15 Ecology

The solutions assume the following packages are attached (other packages will be attached when needed):

E1. Run a NMDS using the percentage data of the community matrix. Report the stress value and compare it to the stress value as retrieved from the NMDS using presence-absence data. What might explain the observed difference?

data("comm", package = "spDataLarge")
pa = vegan::decostand(comm, "pa")
pa = pa[rowSums(pa) != 0, ]
comm = comm[rowSums(comm) != 0, ]
nmds_pa = vegan::metaMDS(comm = pa, k = 4, try = 500)
nmds_per = vegan::metaMDS(comm = comm, k = 4, try = 500)

The NMDS using the presence-absence values yields a better result (nmds_pa$stress) than the one using percentage data (nmds_per$stress). This might seem surprising at first sight. On the other hand, the percentage matrix contains both more information and more noise. Another aspect is how the data was collected.
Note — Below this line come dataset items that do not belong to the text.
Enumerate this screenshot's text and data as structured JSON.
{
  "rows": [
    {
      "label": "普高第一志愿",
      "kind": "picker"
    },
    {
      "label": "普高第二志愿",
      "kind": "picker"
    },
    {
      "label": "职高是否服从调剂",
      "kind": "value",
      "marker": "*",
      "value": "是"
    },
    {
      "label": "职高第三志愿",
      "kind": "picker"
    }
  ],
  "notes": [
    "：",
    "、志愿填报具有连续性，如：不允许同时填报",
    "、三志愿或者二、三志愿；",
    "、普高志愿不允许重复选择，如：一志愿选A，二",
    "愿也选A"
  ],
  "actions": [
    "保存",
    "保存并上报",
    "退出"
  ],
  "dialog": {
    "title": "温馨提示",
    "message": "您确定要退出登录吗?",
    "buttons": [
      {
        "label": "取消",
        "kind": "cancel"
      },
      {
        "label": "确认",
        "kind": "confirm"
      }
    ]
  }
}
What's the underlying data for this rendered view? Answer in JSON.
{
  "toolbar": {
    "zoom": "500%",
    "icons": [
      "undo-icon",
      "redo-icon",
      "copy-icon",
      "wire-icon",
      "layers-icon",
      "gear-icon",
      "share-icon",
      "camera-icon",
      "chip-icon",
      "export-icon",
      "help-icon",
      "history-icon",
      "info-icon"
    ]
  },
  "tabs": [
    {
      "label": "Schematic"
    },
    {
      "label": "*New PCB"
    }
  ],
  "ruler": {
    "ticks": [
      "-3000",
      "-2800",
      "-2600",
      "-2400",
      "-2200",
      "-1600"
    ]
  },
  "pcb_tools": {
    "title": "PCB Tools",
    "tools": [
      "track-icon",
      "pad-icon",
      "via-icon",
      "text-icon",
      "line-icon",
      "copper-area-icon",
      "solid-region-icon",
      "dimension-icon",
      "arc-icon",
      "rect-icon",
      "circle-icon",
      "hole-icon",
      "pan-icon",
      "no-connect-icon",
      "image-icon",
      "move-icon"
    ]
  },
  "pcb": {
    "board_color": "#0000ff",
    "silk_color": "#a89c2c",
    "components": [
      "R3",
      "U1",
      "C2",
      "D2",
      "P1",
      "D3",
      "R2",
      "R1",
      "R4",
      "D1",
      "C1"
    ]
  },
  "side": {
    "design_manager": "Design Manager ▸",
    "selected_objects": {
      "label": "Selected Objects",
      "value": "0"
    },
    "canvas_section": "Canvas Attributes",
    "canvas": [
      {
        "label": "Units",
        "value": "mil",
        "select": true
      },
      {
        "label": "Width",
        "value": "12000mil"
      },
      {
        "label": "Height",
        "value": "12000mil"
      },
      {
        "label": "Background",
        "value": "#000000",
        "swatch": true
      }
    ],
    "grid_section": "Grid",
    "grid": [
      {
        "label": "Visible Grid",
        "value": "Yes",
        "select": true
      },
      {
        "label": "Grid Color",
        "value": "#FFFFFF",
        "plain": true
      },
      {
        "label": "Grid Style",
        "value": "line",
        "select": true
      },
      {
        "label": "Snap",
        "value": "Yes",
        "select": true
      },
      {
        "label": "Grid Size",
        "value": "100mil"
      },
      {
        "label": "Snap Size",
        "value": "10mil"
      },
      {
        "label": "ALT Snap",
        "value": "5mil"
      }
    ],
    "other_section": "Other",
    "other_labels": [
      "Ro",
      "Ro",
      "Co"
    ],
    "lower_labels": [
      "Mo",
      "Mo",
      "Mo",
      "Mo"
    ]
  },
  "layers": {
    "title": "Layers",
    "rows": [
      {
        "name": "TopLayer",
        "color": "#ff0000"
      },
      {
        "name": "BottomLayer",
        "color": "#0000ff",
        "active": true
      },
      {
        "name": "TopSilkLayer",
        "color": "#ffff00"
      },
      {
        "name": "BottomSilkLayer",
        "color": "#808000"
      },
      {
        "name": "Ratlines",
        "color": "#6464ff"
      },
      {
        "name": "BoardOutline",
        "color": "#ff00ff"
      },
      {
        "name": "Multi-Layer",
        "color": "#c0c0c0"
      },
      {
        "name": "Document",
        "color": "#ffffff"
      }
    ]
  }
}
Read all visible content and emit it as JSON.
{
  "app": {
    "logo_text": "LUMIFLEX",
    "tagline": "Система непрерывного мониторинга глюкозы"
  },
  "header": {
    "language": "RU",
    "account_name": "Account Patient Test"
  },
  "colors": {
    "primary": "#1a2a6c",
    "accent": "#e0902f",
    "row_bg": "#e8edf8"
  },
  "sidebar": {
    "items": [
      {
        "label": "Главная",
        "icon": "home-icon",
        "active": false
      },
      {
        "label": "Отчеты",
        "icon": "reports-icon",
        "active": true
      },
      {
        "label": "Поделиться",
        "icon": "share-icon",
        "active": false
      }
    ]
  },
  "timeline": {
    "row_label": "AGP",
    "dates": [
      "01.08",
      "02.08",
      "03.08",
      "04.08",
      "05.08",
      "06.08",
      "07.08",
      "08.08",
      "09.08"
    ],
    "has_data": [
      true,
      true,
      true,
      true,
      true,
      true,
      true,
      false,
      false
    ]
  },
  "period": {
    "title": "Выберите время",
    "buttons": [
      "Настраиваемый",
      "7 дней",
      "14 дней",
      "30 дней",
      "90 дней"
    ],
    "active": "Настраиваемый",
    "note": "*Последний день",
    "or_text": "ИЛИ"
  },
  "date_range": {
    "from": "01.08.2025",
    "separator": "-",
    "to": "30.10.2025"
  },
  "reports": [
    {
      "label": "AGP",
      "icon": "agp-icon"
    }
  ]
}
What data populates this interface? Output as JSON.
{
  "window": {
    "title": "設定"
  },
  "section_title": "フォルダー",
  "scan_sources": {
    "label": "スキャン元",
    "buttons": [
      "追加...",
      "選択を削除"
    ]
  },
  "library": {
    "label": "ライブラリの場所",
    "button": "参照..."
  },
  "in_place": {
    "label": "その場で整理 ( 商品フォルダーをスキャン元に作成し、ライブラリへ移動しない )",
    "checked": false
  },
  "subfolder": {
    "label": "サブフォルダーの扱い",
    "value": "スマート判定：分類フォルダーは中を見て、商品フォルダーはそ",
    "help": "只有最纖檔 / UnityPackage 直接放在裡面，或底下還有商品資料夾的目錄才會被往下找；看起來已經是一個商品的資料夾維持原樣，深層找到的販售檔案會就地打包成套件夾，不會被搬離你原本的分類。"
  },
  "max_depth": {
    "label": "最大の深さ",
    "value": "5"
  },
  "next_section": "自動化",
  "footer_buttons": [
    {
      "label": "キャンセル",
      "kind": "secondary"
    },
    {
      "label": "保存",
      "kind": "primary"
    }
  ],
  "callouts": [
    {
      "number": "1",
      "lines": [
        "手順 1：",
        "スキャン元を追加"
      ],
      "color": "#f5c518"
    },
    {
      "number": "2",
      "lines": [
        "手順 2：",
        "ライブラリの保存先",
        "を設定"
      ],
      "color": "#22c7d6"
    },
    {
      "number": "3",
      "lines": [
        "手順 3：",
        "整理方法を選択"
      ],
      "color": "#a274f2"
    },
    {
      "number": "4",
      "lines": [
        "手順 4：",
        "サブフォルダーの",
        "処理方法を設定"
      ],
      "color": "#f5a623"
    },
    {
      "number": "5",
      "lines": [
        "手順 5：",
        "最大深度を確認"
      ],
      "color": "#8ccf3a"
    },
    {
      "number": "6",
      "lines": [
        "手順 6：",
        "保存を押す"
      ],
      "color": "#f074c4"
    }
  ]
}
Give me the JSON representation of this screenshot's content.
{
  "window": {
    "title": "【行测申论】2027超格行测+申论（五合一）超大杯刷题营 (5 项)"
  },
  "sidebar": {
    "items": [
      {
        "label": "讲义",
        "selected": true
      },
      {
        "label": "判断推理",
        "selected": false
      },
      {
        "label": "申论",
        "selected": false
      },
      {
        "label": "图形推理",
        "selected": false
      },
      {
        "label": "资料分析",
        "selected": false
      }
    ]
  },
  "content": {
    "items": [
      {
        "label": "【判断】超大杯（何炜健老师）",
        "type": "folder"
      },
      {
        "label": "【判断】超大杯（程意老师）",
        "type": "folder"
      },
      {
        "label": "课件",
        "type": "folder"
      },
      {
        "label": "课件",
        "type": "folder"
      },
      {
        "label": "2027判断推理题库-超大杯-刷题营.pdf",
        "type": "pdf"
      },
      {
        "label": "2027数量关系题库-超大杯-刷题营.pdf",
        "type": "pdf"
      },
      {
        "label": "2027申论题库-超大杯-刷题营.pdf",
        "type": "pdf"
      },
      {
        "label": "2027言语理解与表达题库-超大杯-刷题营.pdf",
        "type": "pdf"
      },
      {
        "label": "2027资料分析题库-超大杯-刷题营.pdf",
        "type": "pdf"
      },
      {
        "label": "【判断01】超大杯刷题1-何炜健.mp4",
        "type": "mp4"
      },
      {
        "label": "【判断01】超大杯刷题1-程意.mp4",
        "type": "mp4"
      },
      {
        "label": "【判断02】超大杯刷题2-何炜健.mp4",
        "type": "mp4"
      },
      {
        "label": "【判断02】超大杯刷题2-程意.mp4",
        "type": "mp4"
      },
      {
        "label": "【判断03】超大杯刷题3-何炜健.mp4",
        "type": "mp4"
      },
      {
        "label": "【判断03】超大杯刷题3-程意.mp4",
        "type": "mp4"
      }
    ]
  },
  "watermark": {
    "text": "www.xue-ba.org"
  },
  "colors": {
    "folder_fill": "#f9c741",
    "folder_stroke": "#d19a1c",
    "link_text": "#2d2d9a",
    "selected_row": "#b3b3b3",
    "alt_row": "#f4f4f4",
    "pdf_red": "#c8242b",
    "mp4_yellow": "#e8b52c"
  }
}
Imagine a botanist in the field. It might seem feasible to differentiate between a plant which has a cover of 5% and another species that covers 10%. However, what about a herbal species that was only detected three times and consequently has a very tiny cover, e.g., 0.0001%. Maybe another herbal species was detected 6 times, is its cover then 0.0002%? The point here is that percentage data as specified during a field campaign might reflect a precision that the data does not have. This again introduces noise which in turn will worsen the ordination result. Still, it is a valuable information if one species had a higher frequency or coverage in one plot than another compared to just presence-absence data. One compromise would be to use a categorical scale such as the Londo scale.

E2. Compute all the predictor rasters we have used in the chapter (catchment slope, catchment area), and put them into a SpatRaster-object. Add dem and ndvi to it. Next, compute profile and tangential curvature and add them as additional predictor rasters (hint: grass7:r.slope.aspect). Finally, construct a response-predictor matrix. The scores of the first NMDS axis (which were the result when using the presence-absence community matrix) rotated in accordance with elevation represent the response variable, and should be joined to random_points (use an inner join). To complete the response-predictor matrix, extract the values of the environmental predictor raster object to random_points.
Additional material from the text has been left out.